Making recent headlines is the revolutionary creation of an Octobot. This small mechanical bot, created using Soft Robotics in the form of an octopus, may have opened the door to how scientists can use liquid silicone rubber to develop more humanoid robots that can work on important tasks.
The field of Soft Robotics is still developing as it tries to overcome the challenges of new materials, modeling, simulations, controls and testing of this new generation of robots. The octobot uses a combination of microfluidics and chemical reactions to move its small parts.
Is Liquid Silicone Rubber the Future for Robotics?
Scientists are looking more into soft robots due to their ability to work with real-world environments and human interactions. Real skin is soft and waterproof, yet it supports your body’s ability to grasp and manipulate objects. Using a version of this “skin” may enable soft robots to interact with humans safely while reacting to uncontrolled environments.

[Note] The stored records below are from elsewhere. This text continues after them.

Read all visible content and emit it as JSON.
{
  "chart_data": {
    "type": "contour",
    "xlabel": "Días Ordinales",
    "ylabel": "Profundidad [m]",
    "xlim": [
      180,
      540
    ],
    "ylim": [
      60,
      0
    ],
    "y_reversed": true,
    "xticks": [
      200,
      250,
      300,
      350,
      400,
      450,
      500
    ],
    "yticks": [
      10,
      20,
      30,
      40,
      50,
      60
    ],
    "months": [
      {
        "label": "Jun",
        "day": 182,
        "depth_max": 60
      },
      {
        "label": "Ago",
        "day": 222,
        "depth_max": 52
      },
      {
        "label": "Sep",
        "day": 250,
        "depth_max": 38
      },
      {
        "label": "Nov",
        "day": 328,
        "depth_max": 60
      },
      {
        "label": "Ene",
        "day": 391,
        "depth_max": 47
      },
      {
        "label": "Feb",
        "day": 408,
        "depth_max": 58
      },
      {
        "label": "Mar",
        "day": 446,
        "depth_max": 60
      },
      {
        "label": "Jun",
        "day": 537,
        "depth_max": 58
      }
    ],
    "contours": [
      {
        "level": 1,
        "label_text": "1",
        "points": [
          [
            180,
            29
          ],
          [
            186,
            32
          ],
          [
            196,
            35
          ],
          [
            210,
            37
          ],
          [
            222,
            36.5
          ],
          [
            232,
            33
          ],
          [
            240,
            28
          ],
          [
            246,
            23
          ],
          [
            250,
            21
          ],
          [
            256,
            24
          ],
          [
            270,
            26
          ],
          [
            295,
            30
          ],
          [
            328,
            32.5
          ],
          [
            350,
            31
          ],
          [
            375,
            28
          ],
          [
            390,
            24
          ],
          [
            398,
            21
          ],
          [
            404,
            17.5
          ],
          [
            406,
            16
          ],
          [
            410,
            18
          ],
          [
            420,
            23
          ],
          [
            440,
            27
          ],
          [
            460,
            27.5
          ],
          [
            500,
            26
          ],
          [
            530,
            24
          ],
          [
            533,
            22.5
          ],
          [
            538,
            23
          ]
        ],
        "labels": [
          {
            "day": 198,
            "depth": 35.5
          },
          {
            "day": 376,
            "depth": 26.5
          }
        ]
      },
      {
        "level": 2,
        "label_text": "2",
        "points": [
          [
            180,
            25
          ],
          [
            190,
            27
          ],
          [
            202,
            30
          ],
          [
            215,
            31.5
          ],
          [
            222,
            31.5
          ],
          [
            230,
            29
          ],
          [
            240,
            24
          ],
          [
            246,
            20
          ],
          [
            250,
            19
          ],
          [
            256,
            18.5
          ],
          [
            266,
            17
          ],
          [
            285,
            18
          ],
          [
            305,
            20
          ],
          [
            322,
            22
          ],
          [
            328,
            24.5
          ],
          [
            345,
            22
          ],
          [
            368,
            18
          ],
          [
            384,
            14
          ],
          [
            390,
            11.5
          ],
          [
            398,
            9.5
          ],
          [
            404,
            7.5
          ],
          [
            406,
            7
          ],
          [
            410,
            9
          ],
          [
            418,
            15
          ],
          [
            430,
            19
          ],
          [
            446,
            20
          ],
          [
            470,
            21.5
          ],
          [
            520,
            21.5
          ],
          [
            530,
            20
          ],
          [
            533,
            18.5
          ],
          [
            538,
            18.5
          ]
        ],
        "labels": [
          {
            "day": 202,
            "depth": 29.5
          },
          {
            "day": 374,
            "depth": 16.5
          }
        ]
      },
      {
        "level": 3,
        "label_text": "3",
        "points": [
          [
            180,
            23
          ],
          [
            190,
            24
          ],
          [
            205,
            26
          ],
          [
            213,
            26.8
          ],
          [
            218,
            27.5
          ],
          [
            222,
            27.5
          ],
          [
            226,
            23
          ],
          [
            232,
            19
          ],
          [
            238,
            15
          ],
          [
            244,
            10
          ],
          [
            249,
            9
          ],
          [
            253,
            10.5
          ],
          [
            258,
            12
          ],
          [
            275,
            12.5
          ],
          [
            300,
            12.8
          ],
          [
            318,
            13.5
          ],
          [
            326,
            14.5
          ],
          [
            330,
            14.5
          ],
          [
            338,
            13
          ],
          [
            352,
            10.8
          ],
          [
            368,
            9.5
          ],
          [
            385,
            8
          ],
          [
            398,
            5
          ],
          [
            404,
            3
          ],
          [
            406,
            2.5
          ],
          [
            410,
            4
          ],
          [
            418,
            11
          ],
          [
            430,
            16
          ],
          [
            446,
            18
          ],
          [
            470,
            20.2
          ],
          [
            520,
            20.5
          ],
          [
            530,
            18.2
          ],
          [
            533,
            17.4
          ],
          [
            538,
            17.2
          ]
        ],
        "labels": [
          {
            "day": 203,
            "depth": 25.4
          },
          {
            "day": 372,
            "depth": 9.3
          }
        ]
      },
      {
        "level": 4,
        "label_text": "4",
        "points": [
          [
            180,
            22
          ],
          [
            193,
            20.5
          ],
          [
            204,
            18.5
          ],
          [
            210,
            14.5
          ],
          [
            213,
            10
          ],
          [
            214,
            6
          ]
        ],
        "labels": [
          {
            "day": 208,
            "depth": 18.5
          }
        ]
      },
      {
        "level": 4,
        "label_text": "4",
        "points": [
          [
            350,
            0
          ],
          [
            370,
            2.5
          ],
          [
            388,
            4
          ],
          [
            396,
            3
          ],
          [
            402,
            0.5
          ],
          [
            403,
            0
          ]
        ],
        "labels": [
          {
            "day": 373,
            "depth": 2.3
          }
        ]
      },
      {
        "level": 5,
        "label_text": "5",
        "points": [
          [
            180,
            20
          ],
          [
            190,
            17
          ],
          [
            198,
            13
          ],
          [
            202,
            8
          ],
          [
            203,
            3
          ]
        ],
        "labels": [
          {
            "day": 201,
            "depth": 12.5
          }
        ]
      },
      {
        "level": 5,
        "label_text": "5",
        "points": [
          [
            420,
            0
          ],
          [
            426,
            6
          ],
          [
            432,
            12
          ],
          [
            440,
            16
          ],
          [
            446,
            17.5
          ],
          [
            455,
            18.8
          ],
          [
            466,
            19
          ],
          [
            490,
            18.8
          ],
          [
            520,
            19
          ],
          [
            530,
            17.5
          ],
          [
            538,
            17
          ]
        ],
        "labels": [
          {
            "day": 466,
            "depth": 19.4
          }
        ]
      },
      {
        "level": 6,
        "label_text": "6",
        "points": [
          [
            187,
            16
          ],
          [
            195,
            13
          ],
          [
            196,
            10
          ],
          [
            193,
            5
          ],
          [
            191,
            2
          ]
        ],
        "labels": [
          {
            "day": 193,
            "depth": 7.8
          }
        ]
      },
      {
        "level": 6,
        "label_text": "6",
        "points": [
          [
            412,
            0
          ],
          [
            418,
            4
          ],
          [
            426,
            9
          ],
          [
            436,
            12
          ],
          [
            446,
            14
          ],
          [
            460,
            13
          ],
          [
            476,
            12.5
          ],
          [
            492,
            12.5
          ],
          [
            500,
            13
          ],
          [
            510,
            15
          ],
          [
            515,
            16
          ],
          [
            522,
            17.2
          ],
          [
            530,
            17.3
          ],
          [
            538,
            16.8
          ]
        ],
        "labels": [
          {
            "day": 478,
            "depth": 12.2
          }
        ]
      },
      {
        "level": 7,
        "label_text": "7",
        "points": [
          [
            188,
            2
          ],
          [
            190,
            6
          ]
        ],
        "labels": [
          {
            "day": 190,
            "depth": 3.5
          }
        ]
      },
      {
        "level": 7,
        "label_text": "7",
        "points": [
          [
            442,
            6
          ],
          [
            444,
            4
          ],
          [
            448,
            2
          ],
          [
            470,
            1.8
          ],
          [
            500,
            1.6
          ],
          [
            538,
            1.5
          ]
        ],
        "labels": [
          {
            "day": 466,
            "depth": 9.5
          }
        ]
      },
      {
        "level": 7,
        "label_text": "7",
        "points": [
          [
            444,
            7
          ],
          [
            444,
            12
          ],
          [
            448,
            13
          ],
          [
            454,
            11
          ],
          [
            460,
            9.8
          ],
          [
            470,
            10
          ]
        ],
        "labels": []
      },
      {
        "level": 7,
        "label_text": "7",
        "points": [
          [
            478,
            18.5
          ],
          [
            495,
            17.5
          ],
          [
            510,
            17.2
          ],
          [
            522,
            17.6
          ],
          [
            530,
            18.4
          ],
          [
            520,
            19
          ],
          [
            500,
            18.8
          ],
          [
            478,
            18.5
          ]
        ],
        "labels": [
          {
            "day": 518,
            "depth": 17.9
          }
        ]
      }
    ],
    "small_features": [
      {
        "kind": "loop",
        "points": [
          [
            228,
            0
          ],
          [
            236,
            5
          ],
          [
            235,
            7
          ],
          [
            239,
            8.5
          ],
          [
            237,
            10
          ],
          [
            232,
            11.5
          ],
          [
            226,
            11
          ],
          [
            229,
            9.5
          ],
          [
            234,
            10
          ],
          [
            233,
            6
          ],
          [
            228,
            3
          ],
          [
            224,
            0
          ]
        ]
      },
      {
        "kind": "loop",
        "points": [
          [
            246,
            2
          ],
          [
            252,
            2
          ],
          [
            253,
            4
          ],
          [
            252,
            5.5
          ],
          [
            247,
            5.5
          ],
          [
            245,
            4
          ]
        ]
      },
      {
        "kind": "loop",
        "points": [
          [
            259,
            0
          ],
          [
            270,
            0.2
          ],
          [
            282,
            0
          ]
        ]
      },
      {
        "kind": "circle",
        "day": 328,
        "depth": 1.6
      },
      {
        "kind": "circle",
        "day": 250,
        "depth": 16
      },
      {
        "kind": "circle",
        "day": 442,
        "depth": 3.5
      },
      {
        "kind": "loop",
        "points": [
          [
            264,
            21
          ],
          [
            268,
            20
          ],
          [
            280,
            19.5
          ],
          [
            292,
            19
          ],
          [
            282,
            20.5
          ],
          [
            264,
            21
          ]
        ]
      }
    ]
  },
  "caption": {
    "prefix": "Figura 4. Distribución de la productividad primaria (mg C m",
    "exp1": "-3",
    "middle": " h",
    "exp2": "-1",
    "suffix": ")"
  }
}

The octobot’s skeleton is liquid silicone rubber (LSR) to make the robot’s body pliable and its brain a flexible microfluidic circuit for liquid fuel. By pouring silicone polymers into an octopus mold, scientists were able to use a 3D printer to create channels for the robot’s circuitry. Unlike other materials, LSR is environmentally friendly because it does not generate by-products, yet it provides the durability needed in Soft Robotics.
Future advancements in microfluidics may prove this science is useful for larger soft robots with limbs. Instead of the metal robots we have pictured in our minds, humanoid robots with a soft exterior are a real possibility.